かつて「シンプルな暮らし」といえば、手間隙かけたスローライフという意味合いが強かったように思います。 それがしだいに、今の自分意必要のない行動、古い価値観を手ばなして、他人の評価に左右されずに生きる…といったニュアンスをまとうようになって、私たち働くママのあいだにも、その考えが広まってきました。
そんな「シンプルな暮らし」って、やっぱりいいものなの? 広告代理店に勤務するかたわら、シンプルライフ研究家としても活動するマキさんに聞いてきました。
物を捨てたら部屋が片づくだけじゃない
そもそも、マキさんが「シンプルな暮らし」に取り組み始めたのはいつ頃のことなんですか?

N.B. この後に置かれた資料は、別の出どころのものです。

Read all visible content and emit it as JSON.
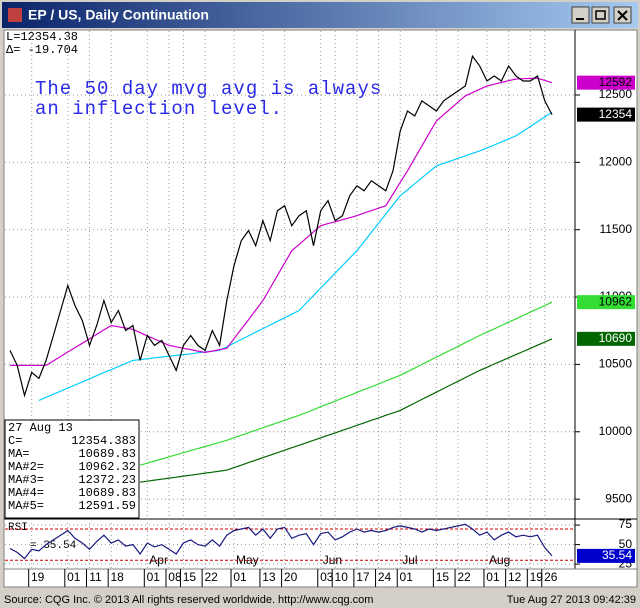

次女を妊娠したときです。 長女の育休が終わって、復職した当初はむしろ「家事も育児も手を抜かない」というのが目標だったんです。 でも仕事と育児を同時にこなすのが初めてだから、すごい手探りというか。 つねに綱渡り。本当に、綱一本で渡っている感覚だったんです。 で、2人目を妊娠したときに、いよいよこれはやばいぞと。どうしたら暮らしを効率化できるのか、削ぎ落とせる部分はどこなのか、考えるようになりました。
今振り返ればですが、なにもかも頑張らなきゃっていうのも、理想の母親像に縛られていただけだったんですよね。 母としてのあるべき姿みたいな固定観念と自分のギャップに悩んでいるくらいなら、目の前の家族と笑顔で暮らしたいとも思ったので。暮らしを整えようと。